WIKIPEDIA: "The refrain is based (almost word by word) on an old Australian folk hymn, "Waltzing Matilda", but has little in common with this song apart from this. In the Australian version, the term "Waltzing Matilda" means to roam the roads, to go walk-about. In Waits' version it seems to mean the hapless drinking and roaming of the modern small-time nomadic musician.
The origin of the song is somewhat ambiguous. The most plausible version, the sub-title of the track "Four Sheets to the Wind in Copenhagen", seems to be that it is about a time that Waits spent in Copenhagen in 1976 while on a tour. There, he apparently met Danish singer Mathilde Bondo.
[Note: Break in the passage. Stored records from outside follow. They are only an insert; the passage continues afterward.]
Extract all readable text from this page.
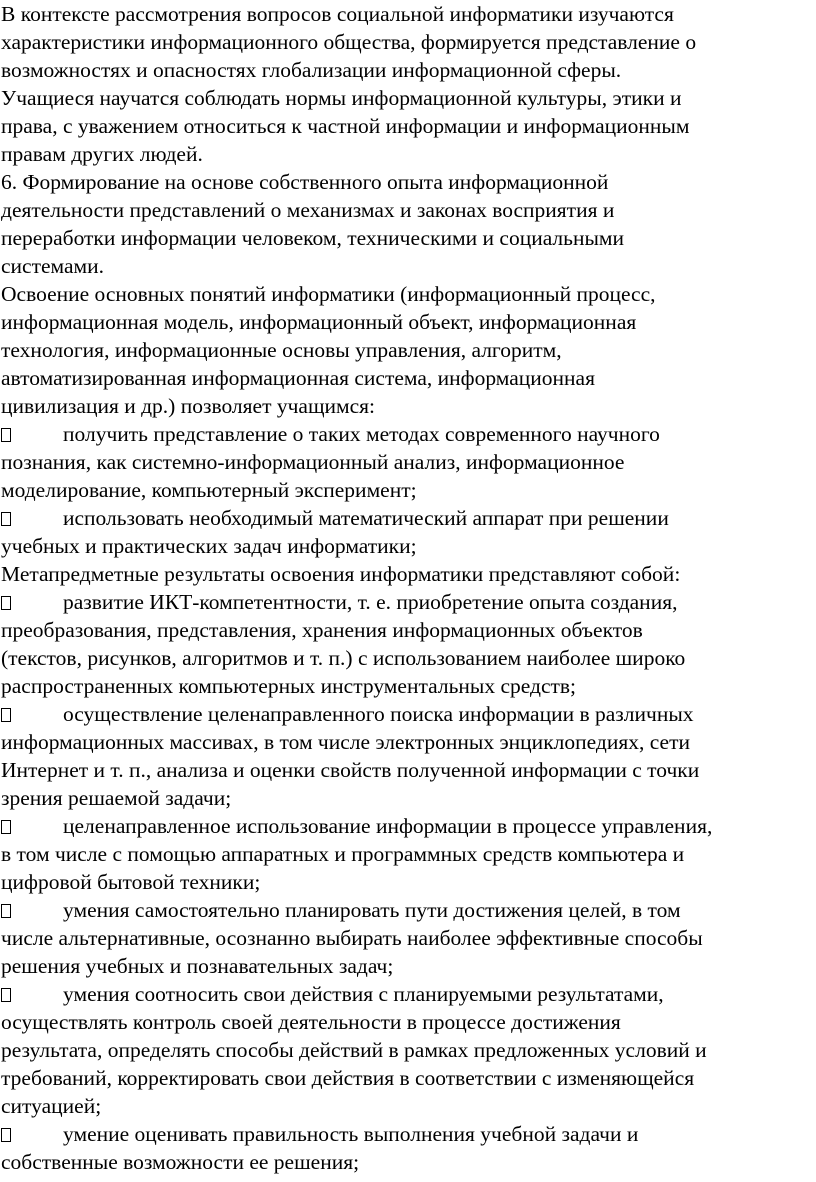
В контексте рассмотрения вопросов социальной информатики изучаются
характеристики информационного общества, формируется представление о
возможностях и опасностях глобализации информационной сферы.
Учащиеся научатся соблюдать нормы информационной культуры, этики и
права, с уважением относиться к частной информации и информационным
правам других людей.
6. Формирование на основе собственного опыта информационной
деятельности представлений о механизмах и законах восприятия и
переработки информации человеком, техническими и социальными
системами.
Освоение основных понятий информатики (информационный процесс,
информационная модель, информационный объект, информационная
технология, информационные основы управления, алгоритм,
автоматизированная информационная система, информационная
цивилизация и др.) позволяет учащимся:
получить представление о таких методах современного научного
познания, как системно-информационный анализ, информационное
моделирование, компьютерный эксперимент;
использовать необходимый математический аппарат при решении
учебных и практических задач информатики;
Метапредметные результаты освоения информатики представляют собой:
развитие ИКТ-компетентности, т. е. приобретение опыта создания,
преобразования, представления, хранения информационных объектов
(текстов, рисунков, алгоритмов и т. п.) с использованием наиболее широко
распространенных компьютерных инструментальных средств;
осуществление целенаправленного поиска информации в различных
информационных массивах, в том числе электронных энциклопедиях, сети
Интернет и т. п., анализа и оценки свойств полученной информации с точки
зрения решаемой задачи;
целенаправленное использование информации в процессе управления,
в том числе с помощью аппаратных и программных средств компьютера и
цифровой бытовой техники;
умения самостоятельно планировать пути достижения целей, в том
числе альтернативные, осознанно выбирать наиболее эффективные способы
решения учебных и познавательных задач;
умения соотносить свои действия с планируемыми результатами,
осуществлять контроль своей деятельности в процессе достижения
результата, определять способы действий в рамках предложенных условий и
требований, корректировать свои действия в соответствии с изменяющейся
ситуацией;
умение оценивать правильность выполнения учебной задачи и
собственные возможности ее решения;
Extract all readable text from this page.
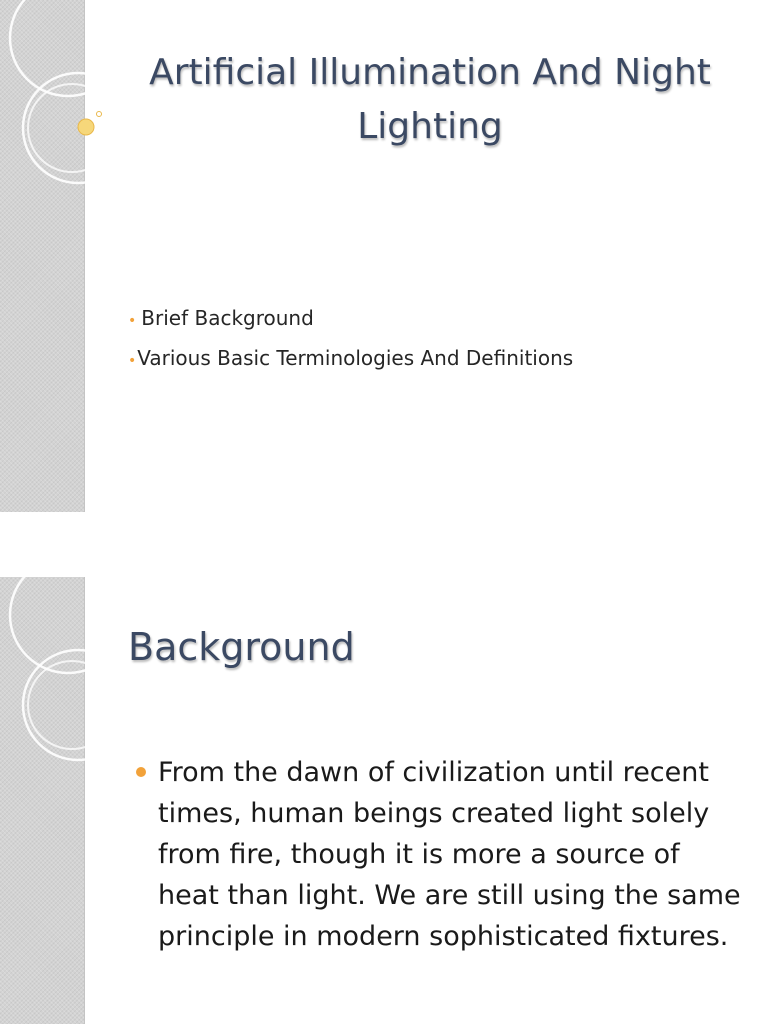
Artificial Illumination And Night Lighting
• Brief Background
•Various Basic Terminologies And Definitions
Background

From the dawn of civilization until recent times, human beings created light solely from fire, though it is more a source of heat than light. We are still using the same principle in modern sophisticated fixtures.
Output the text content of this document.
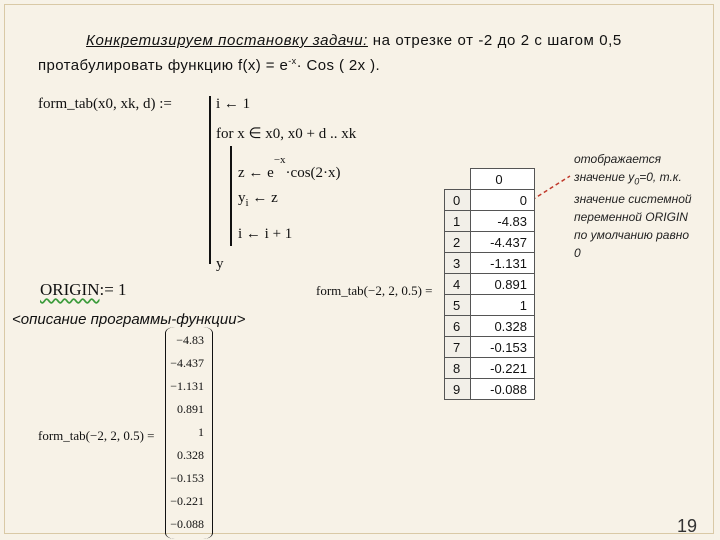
Конкретизируем постановку задачи: на отрезке от -2 до 2 с шагом 0,5
протабулировать функцию $f(x) = e^{-x}\cdot$ Cos ( 2x ).
form_tab(x0, xk, d) :=	i ← 1
for x ∈ x0, x0 + d .. xk
z ← $e^{-x}\cdot\cos(2\cdot x)$
$y_i$ ← z
i ← i + 1
y
ORIGIN:= 1	form_tab(−2, 2, 0.5) =
<описание программы-функции>
отображается
значение $y_0=0$, т.к.
значение системной
переменной ORIGIN
по умолчанию равно
0
	0
0	0
1	-4.83
2	-4.437
3	-1.131
4	0.891
5	1
6	0.328
7	-0.153
8	-0.221
9	-0.088
form_tab(−2, 2, 0.5) =
−4.83
−4.437
−1.131
0.891
1
0.328
−0.153
−0.221
−0.088	19
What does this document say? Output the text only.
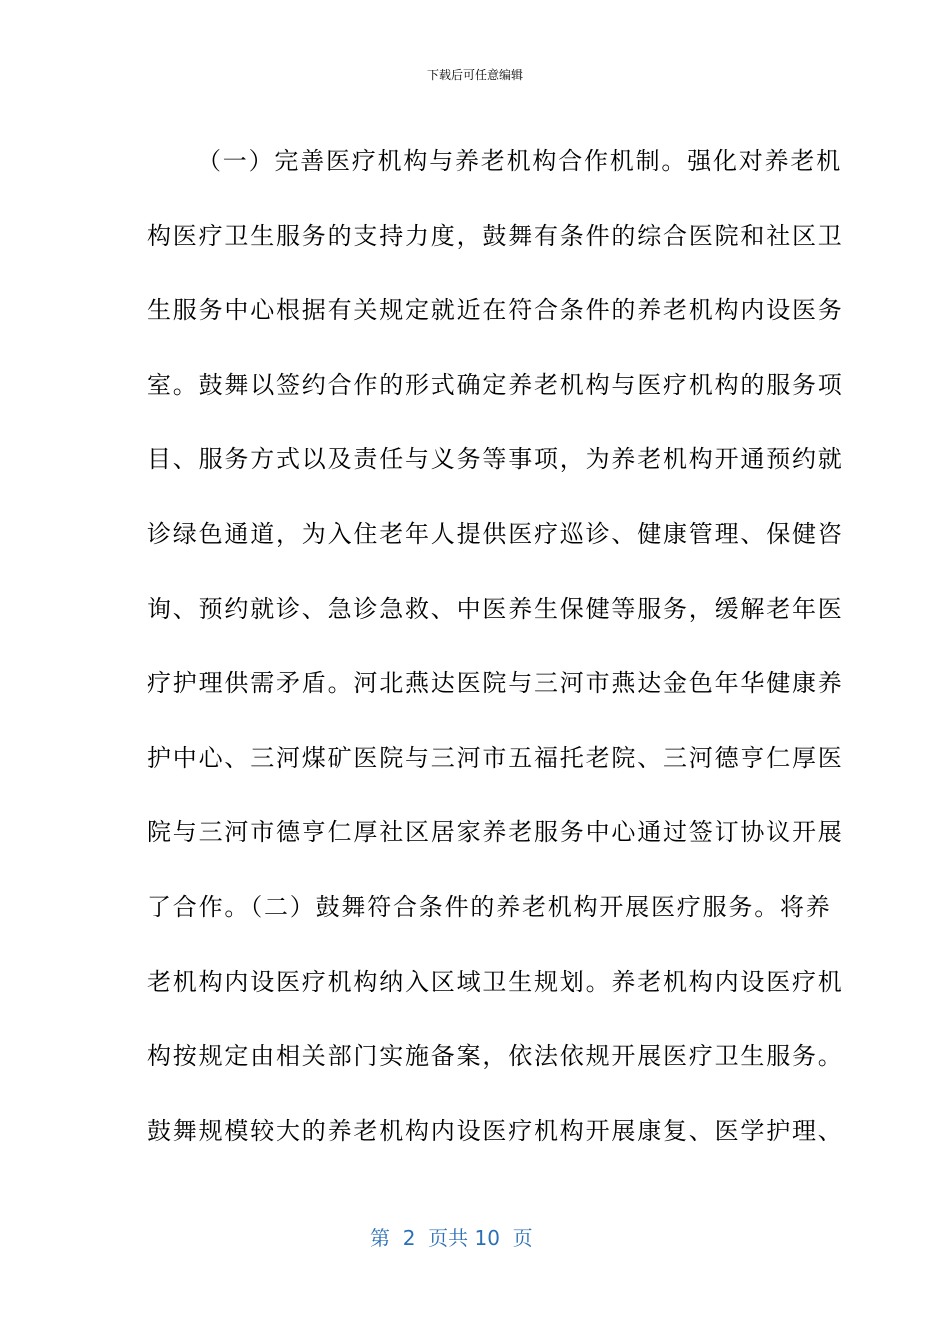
下载后可任意编辑
（一）完善医疗机构与养老机构合作机制。强化对养老机
构医疗卫生服务的支持力度，鼓舞有条件的综合医院和社区卫
生服务中心根据有关规定就近在符合条件的养老机构内设医务
室。鼓舞以签约合作的形式确定养老机构与医疗机构的服务项
目、服务方式以及责任与义务等事项，为养老机构开通预约就
诊绿色通道，为入住老年人提供医疗巡诊、健康管理、保健咨
询、预约就诊、急诊急救、中医养生保健等服务，缓解老年医
疗护理供需矛盾。河北燕达医院与三河市燕达金色年华健康养
护中心、三河煤矿医院与三河市五福托老院、三河德亨仁厚医
院与三河市德亨仁厚社区居家养老服务中心通过签订协议开展
了合作。（二）鼓舞符合条件的养老机构开展医疗服务。将养
老机构内设医疗机构纳入区域卫生规划。养老机构内设医疗机
构按规定由相关部门实施备案，依法依规开展医疗卫生服务。
鼓舞规模较大的养老机构内设医疗机构开展康复、医学护理、
第  2  页共 10  页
In a 1998 radio interview, she confirmed that she met Waits and that they spent a night on the town together. This is also confirmed by Peter Sander. This version of the origin of the song is thus supported by the subtitle, the use of the name "Mathilda" (though spelt differently from the potential real-world inspiration) and the fact that Waits has on occasion introduced the song as "a song about throwing up in another country".
In an interview on NPR's World Cafe, aired December 15th 2006, Tom Waits states that Tom Traubert was a 'friend of a friend' that died in prison"
Can someone explain the meaning of this song??
I heard from an aussie once that "Waltzing Matilda" is their cops way of saying "lets take a little walk to the police station" this has become a little in-joke in my family.
I love this song. I remember also my mum and dad telling me that there were Thunder tanks in WW" that were called "Waltzing Matildas" They were big and cumbersome, so they "waltzed a bit when they were driven." Kind of makes you think that the line "Matilda's a defendant, she killed about a hundred, that it could mean the "Waltzing Matilda Tank killing soldiers.